How Refreshing to Have a Plan with…Brace Yourself…Details!
Congressman Paul Ryan’s Roadmap for America’s Future 2.0 is a standout accomplishment if for no other reason than that it deals with details. Imagine that, a lawmaker who backs up his views on the role of government with actual proposals.
In a perfect world, this is how budget discussions would look: policymakers would articulate a point of view, fill in the details with policy proposals, and then, the public could evaluate the competing visions. Bigger government, you pay higher taxes; smaller government, you figure out how to support grandma. The myth of the free lunch would be replaced with a focus how to pay for lunch, while still planning for dinner and saving for breakfast.

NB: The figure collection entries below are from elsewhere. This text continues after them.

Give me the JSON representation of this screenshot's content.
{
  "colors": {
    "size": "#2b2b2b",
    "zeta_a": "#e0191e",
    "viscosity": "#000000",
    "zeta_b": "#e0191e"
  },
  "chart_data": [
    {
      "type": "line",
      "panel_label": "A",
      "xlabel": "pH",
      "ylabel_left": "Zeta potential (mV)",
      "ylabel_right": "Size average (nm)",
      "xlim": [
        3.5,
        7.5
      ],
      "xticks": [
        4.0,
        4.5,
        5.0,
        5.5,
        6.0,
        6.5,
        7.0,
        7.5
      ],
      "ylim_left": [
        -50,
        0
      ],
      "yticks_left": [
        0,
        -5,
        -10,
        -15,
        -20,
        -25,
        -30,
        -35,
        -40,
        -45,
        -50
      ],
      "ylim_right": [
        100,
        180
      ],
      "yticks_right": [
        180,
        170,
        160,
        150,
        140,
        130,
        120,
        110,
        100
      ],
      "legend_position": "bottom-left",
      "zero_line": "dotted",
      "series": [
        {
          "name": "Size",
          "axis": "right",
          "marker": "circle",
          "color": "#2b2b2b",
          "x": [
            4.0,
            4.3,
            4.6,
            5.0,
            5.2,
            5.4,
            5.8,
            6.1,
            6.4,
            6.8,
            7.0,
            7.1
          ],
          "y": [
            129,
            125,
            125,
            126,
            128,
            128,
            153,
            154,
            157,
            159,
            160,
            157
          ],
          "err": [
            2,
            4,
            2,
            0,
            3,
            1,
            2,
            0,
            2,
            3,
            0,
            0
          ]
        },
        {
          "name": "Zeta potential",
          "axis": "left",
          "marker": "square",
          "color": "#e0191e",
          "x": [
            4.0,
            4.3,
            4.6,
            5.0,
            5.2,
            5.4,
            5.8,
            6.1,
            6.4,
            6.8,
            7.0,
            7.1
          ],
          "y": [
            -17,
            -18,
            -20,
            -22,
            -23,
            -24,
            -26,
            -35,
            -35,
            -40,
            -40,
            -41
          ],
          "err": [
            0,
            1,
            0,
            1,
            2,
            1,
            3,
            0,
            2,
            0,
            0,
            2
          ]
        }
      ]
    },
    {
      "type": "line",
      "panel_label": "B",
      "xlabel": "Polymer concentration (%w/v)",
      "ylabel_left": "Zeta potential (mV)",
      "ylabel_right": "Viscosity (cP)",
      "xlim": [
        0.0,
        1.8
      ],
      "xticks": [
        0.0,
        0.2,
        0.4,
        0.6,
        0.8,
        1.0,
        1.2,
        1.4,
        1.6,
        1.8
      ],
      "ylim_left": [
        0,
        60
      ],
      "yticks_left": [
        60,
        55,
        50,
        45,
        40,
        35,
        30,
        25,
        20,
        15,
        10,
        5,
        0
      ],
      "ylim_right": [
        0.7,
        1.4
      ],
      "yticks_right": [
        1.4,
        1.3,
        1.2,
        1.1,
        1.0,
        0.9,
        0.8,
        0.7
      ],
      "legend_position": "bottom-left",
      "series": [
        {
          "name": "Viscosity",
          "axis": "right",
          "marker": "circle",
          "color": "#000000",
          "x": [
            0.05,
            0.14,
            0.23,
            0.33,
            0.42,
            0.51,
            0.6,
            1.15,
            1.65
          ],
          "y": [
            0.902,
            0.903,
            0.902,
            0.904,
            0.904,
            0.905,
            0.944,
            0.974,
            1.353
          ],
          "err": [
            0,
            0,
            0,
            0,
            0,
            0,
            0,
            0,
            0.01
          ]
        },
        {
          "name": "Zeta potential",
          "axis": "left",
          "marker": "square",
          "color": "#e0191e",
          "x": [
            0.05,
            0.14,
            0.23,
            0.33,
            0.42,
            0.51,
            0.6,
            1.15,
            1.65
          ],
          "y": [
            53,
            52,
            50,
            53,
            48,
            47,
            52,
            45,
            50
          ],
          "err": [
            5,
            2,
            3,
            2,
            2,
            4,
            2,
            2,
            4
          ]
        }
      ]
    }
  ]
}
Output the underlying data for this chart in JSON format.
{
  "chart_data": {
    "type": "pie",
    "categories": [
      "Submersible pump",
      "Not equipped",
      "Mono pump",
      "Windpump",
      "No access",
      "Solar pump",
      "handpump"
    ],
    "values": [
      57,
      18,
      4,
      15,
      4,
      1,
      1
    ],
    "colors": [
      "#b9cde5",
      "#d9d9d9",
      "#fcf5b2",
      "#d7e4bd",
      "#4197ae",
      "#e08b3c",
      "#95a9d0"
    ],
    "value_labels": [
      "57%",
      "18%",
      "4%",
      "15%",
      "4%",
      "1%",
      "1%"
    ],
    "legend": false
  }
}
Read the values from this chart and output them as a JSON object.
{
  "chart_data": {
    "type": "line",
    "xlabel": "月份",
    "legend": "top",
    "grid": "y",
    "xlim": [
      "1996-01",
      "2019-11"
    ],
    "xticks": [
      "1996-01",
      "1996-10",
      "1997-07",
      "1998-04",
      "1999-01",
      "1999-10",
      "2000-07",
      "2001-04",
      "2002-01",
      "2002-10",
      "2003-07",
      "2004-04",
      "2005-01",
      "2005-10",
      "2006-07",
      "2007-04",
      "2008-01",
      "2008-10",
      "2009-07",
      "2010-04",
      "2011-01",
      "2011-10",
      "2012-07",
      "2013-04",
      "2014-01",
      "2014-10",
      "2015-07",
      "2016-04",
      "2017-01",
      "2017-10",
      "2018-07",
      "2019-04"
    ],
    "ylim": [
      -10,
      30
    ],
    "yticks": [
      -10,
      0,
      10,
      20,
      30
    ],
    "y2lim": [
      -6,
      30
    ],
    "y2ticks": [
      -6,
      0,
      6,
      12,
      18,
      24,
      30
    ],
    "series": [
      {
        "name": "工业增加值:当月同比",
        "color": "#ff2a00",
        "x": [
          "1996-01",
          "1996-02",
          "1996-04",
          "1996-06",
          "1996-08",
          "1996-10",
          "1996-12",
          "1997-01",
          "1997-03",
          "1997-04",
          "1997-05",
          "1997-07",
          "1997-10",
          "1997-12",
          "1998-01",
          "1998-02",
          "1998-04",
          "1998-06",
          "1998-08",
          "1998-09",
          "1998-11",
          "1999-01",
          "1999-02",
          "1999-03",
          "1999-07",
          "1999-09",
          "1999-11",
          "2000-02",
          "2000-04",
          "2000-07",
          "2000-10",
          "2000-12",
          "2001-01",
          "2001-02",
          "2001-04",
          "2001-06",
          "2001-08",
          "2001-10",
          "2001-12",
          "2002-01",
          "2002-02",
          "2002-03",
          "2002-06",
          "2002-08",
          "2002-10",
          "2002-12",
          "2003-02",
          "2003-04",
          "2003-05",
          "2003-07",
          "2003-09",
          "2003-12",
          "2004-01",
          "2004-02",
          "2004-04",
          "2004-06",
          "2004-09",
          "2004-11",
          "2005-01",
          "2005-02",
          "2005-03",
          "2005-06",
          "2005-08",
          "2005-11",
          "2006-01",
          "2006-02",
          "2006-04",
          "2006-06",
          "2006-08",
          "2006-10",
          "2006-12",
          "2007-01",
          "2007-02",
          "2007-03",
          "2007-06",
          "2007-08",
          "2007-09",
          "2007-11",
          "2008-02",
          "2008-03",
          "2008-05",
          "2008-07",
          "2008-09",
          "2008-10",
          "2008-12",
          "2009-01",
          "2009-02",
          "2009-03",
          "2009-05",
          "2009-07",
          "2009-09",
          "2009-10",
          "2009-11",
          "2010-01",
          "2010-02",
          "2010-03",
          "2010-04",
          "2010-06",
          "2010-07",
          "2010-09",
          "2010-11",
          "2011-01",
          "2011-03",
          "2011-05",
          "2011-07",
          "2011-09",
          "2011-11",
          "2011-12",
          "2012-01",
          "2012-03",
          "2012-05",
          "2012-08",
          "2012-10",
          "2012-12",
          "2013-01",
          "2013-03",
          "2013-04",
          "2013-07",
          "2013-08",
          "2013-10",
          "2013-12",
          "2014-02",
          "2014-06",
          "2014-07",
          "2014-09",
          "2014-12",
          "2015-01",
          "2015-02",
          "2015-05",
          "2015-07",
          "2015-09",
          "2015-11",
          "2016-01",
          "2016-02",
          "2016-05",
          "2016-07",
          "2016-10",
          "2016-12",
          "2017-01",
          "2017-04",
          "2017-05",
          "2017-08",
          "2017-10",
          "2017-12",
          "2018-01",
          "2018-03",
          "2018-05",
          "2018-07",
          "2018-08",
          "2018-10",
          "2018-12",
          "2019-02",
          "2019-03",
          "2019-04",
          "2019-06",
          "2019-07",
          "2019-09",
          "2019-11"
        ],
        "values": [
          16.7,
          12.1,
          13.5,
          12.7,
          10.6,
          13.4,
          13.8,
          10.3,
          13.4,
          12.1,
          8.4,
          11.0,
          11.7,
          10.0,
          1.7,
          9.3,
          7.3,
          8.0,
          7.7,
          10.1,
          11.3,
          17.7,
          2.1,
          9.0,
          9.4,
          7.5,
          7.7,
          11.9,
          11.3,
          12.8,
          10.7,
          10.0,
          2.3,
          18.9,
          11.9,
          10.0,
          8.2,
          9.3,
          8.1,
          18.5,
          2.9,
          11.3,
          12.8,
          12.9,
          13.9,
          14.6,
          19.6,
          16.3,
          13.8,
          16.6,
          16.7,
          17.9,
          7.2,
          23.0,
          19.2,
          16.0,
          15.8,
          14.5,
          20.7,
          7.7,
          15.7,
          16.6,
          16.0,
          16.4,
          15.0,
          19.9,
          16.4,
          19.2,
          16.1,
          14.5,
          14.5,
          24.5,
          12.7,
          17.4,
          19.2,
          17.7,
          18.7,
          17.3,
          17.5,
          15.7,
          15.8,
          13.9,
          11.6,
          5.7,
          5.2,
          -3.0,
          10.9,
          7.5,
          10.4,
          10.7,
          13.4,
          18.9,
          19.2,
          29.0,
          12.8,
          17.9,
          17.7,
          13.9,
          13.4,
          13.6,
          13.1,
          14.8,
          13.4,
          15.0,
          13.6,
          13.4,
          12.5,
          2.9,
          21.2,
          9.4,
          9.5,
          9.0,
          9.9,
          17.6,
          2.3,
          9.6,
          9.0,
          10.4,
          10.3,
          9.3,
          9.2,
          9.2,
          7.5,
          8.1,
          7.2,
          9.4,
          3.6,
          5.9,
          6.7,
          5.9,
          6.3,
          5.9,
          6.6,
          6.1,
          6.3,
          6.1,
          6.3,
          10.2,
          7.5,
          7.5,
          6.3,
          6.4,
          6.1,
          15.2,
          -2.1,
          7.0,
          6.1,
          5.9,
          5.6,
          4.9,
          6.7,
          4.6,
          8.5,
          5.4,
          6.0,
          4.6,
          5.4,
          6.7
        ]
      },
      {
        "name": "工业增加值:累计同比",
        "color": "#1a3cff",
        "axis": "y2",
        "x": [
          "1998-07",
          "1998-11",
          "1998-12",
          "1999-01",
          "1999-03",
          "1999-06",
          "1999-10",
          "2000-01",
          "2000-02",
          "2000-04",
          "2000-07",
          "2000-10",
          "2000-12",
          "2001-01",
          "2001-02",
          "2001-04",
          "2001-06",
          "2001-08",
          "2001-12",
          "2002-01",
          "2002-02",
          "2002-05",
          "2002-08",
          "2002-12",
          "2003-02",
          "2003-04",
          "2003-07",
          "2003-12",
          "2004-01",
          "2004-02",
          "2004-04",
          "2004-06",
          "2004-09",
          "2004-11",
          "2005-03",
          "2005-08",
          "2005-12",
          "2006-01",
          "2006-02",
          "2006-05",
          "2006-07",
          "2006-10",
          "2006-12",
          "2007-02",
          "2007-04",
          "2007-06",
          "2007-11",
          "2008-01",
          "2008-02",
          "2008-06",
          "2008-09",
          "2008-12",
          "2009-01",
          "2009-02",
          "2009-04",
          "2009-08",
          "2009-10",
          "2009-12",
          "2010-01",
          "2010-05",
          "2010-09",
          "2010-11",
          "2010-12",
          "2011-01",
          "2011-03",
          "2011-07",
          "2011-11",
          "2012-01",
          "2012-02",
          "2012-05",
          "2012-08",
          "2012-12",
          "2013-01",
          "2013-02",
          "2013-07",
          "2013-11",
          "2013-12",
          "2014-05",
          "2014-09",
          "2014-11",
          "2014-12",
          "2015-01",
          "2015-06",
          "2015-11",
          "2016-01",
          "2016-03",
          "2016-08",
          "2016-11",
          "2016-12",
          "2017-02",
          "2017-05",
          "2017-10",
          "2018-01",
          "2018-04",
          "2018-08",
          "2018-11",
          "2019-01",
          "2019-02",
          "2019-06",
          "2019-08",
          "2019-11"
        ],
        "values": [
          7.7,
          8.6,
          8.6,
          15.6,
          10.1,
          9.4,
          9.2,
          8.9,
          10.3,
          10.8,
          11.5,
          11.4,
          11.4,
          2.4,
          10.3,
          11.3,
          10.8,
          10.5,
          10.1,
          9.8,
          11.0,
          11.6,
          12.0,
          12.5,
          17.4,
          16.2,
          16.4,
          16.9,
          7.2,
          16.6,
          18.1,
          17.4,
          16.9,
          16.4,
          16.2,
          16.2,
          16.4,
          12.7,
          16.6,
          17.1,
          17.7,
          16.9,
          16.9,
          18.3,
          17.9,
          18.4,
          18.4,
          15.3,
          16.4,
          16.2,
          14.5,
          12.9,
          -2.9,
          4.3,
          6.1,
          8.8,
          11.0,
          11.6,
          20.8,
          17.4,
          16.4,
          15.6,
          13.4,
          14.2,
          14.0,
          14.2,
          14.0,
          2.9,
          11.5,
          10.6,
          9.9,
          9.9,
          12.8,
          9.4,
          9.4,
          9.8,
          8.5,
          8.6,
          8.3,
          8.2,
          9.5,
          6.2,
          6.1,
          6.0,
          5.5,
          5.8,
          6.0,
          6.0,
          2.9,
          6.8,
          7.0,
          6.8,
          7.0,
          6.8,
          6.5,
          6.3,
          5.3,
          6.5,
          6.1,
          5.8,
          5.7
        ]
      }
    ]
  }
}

What is remarkable about Ryan’s proposal is how unusual it is. Usually, politicians who talk about fiscal responsibility fall back on process issues such as paygo or commissions (don’t get us wrong – we support all these improvements, but they are not nearly as courageous as specific reforms.) Instead, the roadmap lays it all out. Ryan would:
- Change Social Security by reducing benefits in a progressive manner for participants younger than 55 and create individual savings accounts funded with a portion of the payroll tax.
- Reform healthcare by eliminating the tax exclusions for employer-provided health care (yeah!) and replacing it with a credit, means-testing Medicare, increasing the retirement age for Medicare, creating a voucher program for younger participants, and slowing the growth rate for Medicaid.
- Implement a nondefense discretionary freeze from 2010 through 2019, rescinding all unused stimulus funds, scaling back TARP, and capping the growth rate of other areas of spending.
- Cap federal revenues at 19% of GDP (along with a number of other tax reforms.) For more details, read the plan and the CBO report.
Here’s the problem. Under this courageous, aggressive, and specific plan, the deficit would grow to above 5% of GDP throughout the mid-2030s, before it turned to surpluses in the 2060s.
The debt would reach 100%—100%!—in 2043, before shrinking as a share of the economy.
The Roadmap numbers reflect the challenge of creating a budget that would keep the debt from exploding during the baby-boom-bubble. (A similar plan to the Roadmap without the diversion of payroll taxes into Social Security investment accounts would be much more deficit-friendly.) No one knows at what point excessive debt levels, would lead to a fiscal crisis, but 100% is much higher than most experts belief is safe.
The Peterson-Pew Commission recommends getting to 60% in the medium term, and lower over the subsequent decades. Here is an example of what that would take.
So we are left with two conclusions: First, Congressman Ryan deserves a blue ribbon for fiscal courage: He treads where few politicians dare to go, and judging from his rising political star, this is a model others should copy rather than fear. His willingness to get specific is commendable.
But second, it is going to be impossible to get the deficit and debt down to reasonable levels without increasing revenues. If Paul Ryan can’t do it, no one can. (Our guess is he’ll agree with our first conclusion but not our second – but we’d love to know how he responds.)